I have a couple of kids of learner’s permit age, and it’s my fatherly duty to give them some driving tips so they won’t be a menace to themselves and to everyone else. So I’ve been analyzing the way I drive: How did I know that the other driver was going to turn left ahead of me? Why am I paying attention to the unleashed dog on the sidewalk but not the branches of the trees overhead? What subconscious cues tell me that a light is about to change to red or that the door of a parked car is about to open?
This exercise has given me a renewed appreciation for the terrible complexity of driving—and that’s just the stuff I know to think about. The car itself already takes care of a million details that make the car go, stop, and steer, and that process was complex enough when I was young and cars were essentially mechanical and electric. Now, cars have become rolling computers, with humans controlling (at most) speed, direction, and comfort.
For a vehicle to even approach autonomy, it has to understand the instant-to-instant changes in its immediate environment and what they mean. It has to know how to react. And it has to know the important nearby things that don’t change—like where houses and trees are.
This is hard. Uber suspended its autonomous car program early in 2018 when one of its cars struck and killed a bicyclist. The company waited until late in the year to ask for permission (which it technically did not need) to put them back on the road in Pittsburgh, where they were a not-uncommon sight before the accident.

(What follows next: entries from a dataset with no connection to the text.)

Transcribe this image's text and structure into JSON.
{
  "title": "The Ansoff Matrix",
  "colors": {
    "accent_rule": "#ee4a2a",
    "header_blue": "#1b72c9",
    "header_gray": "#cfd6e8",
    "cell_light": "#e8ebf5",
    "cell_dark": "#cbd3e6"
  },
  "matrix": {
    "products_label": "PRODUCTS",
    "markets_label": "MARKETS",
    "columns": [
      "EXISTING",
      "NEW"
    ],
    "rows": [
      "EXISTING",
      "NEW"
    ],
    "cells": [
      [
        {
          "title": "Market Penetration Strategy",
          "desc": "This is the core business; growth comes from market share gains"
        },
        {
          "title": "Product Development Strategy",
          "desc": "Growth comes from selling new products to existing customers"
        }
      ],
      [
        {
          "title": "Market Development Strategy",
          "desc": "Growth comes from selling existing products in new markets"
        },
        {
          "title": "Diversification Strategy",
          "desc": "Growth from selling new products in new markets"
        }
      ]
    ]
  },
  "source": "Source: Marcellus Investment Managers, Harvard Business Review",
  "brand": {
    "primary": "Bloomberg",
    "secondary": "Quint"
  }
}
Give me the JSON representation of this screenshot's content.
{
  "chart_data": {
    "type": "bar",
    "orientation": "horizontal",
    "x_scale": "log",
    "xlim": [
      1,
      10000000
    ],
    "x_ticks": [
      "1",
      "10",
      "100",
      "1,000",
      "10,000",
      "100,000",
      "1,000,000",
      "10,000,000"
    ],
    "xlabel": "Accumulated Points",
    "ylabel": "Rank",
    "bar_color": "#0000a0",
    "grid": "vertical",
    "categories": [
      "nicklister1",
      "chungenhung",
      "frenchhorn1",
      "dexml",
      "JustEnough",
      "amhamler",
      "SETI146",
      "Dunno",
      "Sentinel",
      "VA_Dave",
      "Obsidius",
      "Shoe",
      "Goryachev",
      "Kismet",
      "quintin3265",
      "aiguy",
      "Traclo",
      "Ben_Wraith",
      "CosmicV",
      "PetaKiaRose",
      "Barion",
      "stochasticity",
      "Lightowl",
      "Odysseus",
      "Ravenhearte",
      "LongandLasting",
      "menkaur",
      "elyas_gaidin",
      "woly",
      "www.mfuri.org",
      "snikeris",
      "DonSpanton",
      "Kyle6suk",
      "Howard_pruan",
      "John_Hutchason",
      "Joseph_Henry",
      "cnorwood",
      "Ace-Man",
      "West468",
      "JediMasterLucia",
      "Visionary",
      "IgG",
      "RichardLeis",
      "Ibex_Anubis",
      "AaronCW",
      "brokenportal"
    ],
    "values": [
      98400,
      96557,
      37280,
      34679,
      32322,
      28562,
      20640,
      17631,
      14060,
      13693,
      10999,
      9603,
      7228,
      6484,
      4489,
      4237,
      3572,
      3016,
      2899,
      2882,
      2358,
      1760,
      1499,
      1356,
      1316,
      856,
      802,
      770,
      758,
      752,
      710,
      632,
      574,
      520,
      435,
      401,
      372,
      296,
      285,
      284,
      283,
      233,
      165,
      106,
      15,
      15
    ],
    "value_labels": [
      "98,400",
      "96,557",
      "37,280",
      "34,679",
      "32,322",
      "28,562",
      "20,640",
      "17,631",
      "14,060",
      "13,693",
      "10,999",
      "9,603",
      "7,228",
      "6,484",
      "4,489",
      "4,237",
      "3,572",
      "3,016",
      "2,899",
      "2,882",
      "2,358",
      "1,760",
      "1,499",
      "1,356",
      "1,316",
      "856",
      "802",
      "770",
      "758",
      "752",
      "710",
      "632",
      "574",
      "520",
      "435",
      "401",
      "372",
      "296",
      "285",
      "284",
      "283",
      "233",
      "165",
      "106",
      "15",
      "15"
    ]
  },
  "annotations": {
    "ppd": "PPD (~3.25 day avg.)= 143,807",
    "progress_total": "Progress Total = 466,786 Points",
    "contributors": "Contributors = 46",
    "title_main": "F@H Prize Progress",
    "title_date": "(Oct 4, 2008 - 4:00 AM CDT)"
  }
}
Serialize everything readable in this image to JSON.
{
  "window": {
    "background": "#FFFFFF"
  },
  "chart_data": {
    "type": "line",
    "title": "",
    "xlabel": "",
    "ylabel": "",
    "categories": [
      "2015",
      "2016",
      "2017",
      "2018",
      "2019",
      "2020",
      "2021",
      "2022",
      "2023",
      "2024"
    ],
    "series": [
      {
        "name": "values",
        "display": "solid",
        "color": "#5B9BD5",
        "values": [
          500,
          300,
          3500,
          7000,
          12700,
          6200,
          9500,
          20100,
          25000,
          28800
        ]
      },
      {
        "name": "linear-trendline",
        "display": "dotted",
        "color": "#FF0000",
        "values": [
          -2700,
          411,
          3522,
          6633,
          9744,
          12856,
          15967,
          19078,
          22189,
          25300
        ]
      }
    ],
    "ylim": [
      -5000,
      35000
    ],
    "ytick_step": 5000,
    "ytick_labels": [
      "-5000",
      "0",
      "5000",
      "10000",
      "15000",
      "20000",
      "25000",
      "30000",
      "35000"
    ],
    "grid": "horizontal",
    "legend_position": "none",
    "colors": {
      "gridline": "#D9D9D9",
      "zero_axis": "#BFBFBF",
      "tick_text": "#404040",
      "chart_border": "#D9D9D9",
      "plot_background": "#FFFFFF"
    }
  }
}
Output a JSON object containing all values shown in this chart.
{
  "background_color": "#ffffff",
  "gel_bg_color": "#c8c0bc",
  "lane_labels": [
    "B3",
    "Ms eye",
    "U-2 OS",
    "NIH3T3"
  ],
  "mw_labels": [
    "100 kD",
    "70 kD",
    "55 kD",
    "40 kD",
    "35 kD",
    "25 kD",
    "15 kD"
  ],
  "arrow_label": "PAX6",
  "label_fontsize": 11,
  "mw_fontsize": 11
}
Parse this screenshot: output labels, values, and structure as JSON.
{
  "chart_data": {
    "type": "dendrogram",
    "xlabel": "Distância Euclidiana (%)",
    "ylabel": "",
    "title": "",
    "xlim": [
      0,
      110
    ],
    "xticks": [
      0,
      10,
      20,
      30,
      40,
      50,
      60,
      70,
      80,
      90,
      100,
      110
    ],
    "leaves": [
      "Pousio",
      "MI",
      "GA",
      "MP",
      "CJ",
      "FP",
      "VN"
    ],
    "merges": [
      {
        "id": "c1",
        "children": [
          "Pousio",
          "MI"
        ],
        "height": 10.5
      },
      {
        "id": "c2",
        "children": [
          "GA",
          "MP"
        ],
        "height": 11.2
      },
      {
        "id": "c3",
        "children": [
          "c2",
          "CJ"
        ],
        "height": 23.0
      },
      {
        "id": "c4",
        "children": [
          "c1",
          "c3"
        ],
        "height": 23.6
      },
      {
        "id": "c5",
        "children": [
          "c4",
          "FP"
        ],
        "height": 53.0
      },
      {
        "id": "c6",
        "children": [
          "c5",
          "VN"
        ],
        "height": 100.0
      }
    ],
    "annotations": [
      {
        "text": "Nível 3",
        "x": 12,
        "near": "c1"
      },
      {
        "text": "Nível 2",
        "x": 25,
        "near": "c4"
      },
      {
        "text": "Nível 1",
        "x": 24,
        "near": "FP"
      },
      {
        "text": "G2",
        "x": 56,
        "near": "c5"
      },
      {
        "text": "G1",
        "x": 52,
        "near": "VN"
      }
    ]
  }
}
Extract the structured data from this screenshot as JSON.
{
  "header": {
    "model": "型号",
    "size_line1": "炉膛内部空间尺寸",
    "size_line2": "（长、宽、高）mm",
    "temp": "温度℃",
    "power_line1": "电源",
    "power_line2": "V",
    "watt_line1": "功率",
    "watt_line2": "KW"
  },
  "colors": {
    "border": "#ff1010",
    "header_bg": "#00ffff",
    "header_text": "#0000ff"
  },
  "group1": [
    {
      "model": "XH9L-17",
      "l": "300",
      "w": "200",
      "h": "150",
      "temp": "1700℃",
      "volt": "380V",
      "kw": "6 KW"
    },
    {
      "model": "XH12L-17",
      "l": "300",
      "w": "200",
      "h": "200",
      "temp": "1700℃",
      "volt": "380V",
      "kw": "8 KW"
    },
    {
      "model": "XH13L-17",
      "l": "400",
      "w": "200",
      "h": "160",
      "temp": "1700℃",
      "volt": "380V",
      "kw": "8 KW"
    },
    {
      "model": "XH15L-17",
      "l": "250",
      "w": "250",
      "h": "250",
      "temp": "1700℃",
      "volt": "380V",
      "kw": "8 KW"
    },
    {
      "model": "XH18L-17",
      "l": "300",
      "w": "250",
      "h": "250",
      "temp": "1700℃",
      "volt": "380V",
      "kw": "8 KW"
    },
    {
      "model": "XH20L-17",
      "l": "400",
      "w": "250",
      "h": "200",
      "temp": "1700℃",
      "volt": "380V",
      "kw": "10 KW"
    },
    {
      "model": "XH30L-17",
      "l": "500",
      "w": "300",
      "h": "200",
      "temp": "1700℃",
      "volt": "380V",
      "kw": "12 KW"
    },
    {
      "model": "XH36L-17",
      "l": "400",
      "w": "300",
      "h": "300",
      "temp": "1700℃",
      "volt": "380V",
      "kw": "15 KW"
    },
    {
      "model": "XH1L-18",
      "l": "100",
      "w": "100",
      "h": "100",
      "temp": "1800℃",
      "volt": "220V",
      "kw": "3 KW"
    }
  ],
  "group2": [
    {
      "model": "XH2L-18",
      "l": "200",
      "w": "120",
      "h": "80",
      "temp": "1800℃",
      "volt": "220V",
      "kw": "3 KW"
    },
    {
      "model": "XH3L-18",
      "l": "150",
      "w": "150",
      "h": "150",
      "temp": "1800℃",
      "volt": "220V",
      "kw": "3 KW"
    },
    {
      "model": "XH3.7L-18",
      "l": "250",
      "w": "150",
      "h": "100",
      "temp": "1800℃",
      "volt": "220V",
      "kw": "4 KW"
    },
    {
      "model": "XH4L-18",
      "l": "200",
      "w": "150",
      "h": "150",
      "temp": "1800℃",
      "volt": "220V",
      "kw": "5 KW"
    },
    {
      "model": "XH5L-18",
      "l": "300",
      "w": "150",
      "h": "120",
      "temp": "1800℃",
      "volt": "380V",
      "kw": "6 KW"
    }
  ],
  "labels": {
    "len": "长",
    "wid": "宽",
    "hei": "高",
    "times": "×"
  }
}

The Society for Automotive Engineering and the US Department of Transportation specify six degrees of autonomy, running from Level 0 (human drivers in complete control) to Level 5 (a fully self-driving vehicle). The commercially available car currently considered the most autonomous—the Cadillac CT6 with Super Cruise—makes it to Level 2… but only on the 130,000 miles (many of them highways) that its maps know. Tesla’s Autopilot mode, the name notwithstanding, is also considered Level 2. Neither of them are anything like set-and-forget systems.